Un octaedro de indecisión

Publicado el 27 de abril de 2015

Un octaedro de indecisiones se me presentaba aquella mañana. A mí que siempre me ha gustado la simplicidad. Esta vez todo se complicaba. Lo único que había concreto, seguro, cierto, era aquel olor al salitre del mar que no había manera de quitarme de encima. El preservativo femenino estaba sobre la mesa, envuelto, intacto, sin usar. Eso también era evidente y certero. Y también la desnudez de mi tristeza que no había manera de ocultar. Aquella mañana hacía calor, un calor que contrastaba con el frío de la noche anterior, un paralelepípedo de seis caras que todas me apuntaban a mí. El silencio no me ayudaba a decidir, al contrario, un tic-tac invisible se apoderaba de mi indecisión. Una mañana perezosa, lenta, salada; una decisión urgente que se negaba a aparecer. La sensualidad de la noche no me dejaba pensar en el nuevo día.

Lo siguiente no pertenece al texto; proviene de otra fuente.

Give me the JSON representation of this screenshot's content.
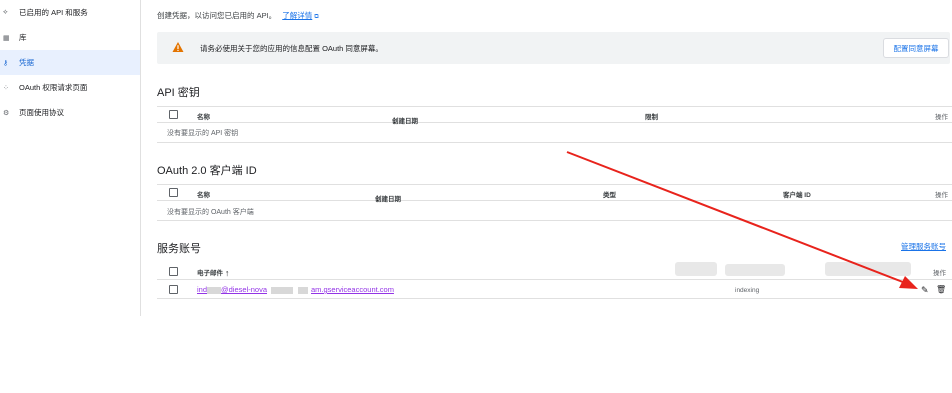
{
  "sidebar": {
    "items": [
      {
        "icon": "api-icon",
        "glyph": "⟡",
        "label": "已启用的 API 和服务"
      },
      {
        "icon": "library-icon",
        "glyph": "▦",
        "label": "库"
      },
      {
        "icon": "key-icon",
        "glyph": "⚷",
        "label": "凭据"
      },
      {
        "icon": "consent-icon",
        "glyph": "⁘",
        "label": "OAuth 权限请求页面"
      },
      {
        "icon": "settings-icon",
        "glyph": "⚙",
        "label": "页面使用协议"
      }
    ],
    "active_index": 2
  },
  "intro": {
    "text": "创建凭据，以访问您已启用的 API。",
    "link": "了解详情",
    "link_icon": "⧉"
  },
  "banner": {
    "message": "请务必使用关于您的应用的信息配置 OAuth 同意屏幕。",
    "button": "配置同意屏幕",
    "warning_color": "#e37400"
  },
  "api_keys": {
    "title": "API 密钥",
    "columns": [
      "名称",
      "创建日期",
      "限制",
      "操作"
    ],
    "sort_arrow": "↓",
    "empty": "没有要显示的 API 密钥"
  },
  "oauth": {
    "title": "OAuth 2.0 客户端 ID",
    "columns": [
      "名称",
      "创建日期",
      "类型",
      "客户端 ID",
      "操作"
    ],
    "sort_arrow": "↓",
    "empty": "没有要显示的 OAuth 客户端"
  },
  "service_accounts": {
    "title": "服务账号",
    "manage_link": "管理服务账号",
    "columns": [
      "电子邮件",
      "操作"
    ],
    "sort_arrow": "↑",
    "row": {
      "email_part1": "ind",
      "email_part2": "@diesel-nova",
      "email_part3": "am.gserviceaccount.com",
      "status": "indexing",
      "edit_icon": "✎",
      "delete_icon": "🗑"
    }
  },
  "annotation": {
    "arrow_color": "#e8231c"
  }
}
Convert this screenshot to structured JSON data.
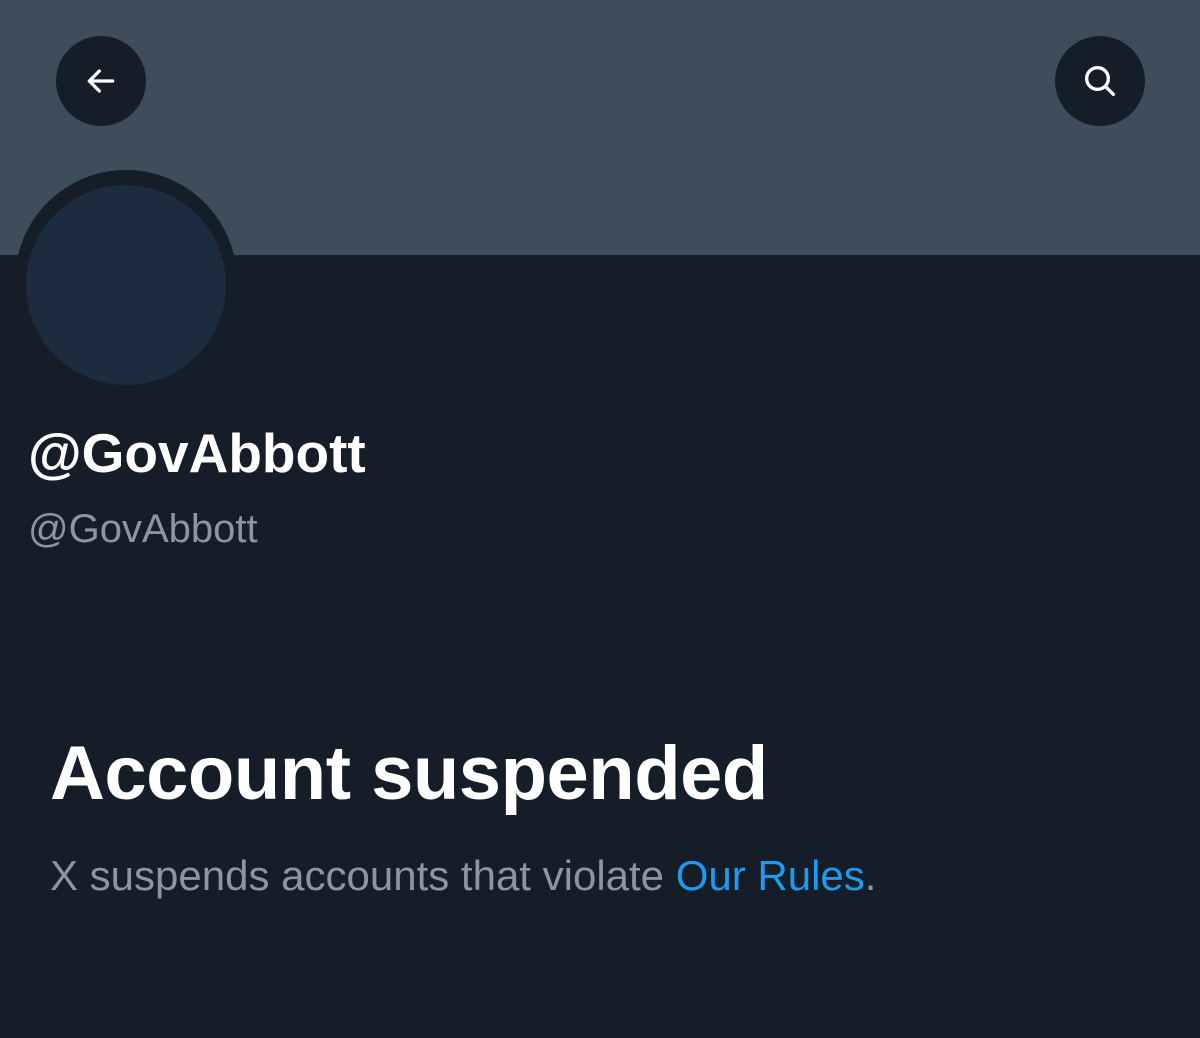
{
  "header": {
    "back_icon": "arrow-left-icon",
    "search_icon": "search-icon"
  },
  "profile": {
    "display_name": "@GovAbbott",
    "handle": "@GovAbbott"
  },
  "suspension": {
    "title": "Account suspended",
    "message_prefix": "X suspends accounts that violate ",
    "link_text": "Our Rules",
    "message_suffix": "."
  },
  "colors": {
    "background": "#151d29",
    "banner": "#3e4c5c",
    "avatar": "#1c2b3e",
    "primary_text": "#ffffff",
    "secondary_text": "#8a96a3",
    "link": "#1d9bf0"
  }
}
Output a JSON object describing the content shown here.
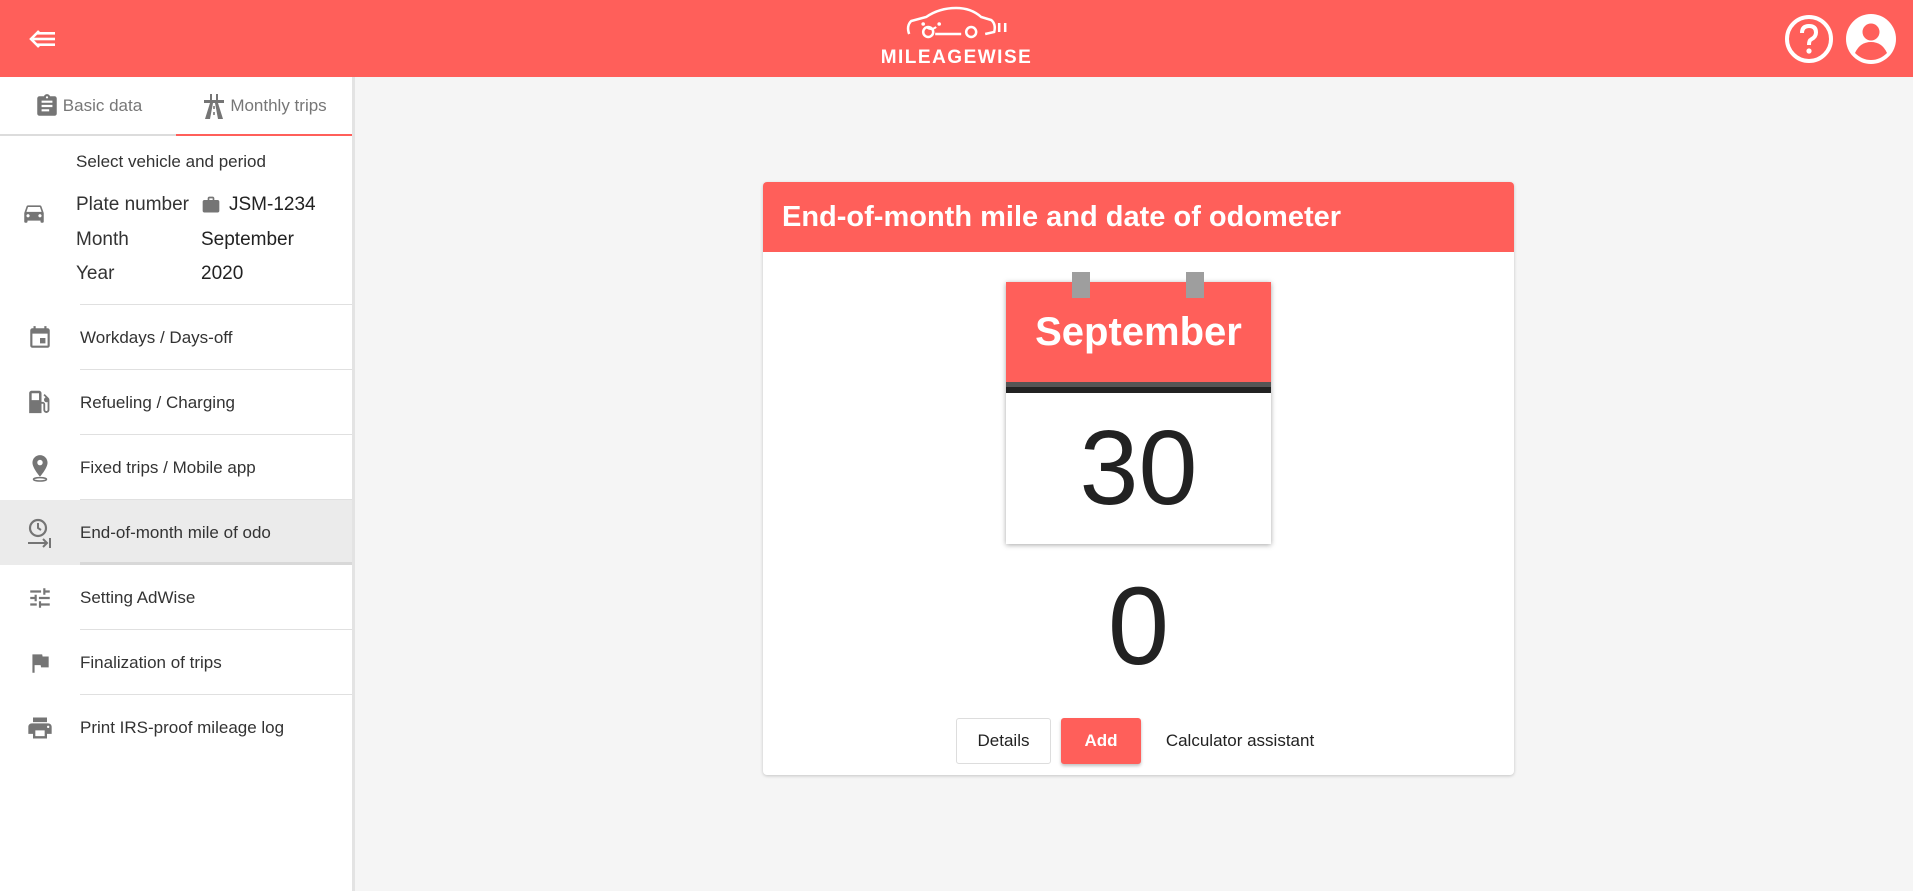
{
  "header": {
    "logo_text": "MILEAGEWISE",
    "back_icon": "back-menu-icon",
    "help_icon": "help-icon",
    "account_icon": "account-icon"
  },
  "tabs": [
    {
      "label": "Basic data",
      "icon": "clipboard-icon"
    },
    {
      "label": "Monthly trips",
      "icon": "road-icon"
    }
  ],
  "period": {
    "title": "Select vehicle and period",
    "plate_label": "Plate number",
    "plate_value": "JSM-1234",
    "month_label": "Month",
    "month_value": "September",
    "year_label": "Year",
    "year_value": "2020"
  },
  "menu": [
    {
      "label": "Workdays / Days-off",
      "icon": "calendar-icon"
    },
    {
      "label": "Refueling / Charging",
      "icon": "fuel-icon"
    },
    {
      "label": "Fixed trips / Mobile app",
      "icon": "location-pin-icon"
    },
    {
      "label": "End-of-month mile of odo",
      "icon": "odometer-clock-icon",
      "active": true
    },
    {
      "label": "Setting AdWise",
      "icon": "sliders-icon"
    },
    {
      "label": "Finalization of trips",
      "icon": "flag-icon"
    },
    {
      "label": "Print IRS-proof mileage log",
      "icon": "printer-icon"
    }
  ],
  "card": {
    "title": "End-of-month mile and date of odometer",
    "calendar_month": "September",
    "calendar_day": "30",
    "mileage": "0",
    "details_label": "Details",
    "add_label": "Add",
    "calculator_label": "Calculator assistant"
  },
  "colors": {
    "accent": "#ff5f5a",
    "background": "#f5f5f5"
  }
}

Mi criterio se había quedado atrapado entre los cuerpos desconocidos. Pero las emociones sobraban aquella mañana. Mi decisión tenía que ser racional, libre de pasiones, de ataduras sentimentales. Un octaedro de desesperación se volvía a dibujar ante mí. No había tiempo que perder. No había demora. Ni el ventilador podía con aquel calor sofocante que contrastaba con el frío de la noche anterior, aquella noche en la que él había penetrado libre y valiente, sin protección. Y esa mañana la decisión no sería libre, ni siquiera valiente. Seguía agarrada a mi octaedro como a un tronco de árbol que me indujera seguridad. Mientras no decidiera seguía libre. Pero no podía retrasarlo más. Mi indecisión comenzó a oler a miedo. No era tan fácil como lo había planeado. El octaedro empezó a perder aristas y un triángulo de menos posibilidades se empezó a dibujar. Desde luego un consolador eléctrico hubiera traído menos problemas. Decidí tirarme a la piscina, y en ella tiré también las pastillas del día después. Un octaedro de indecisiones que redibujó un nuevo círculo.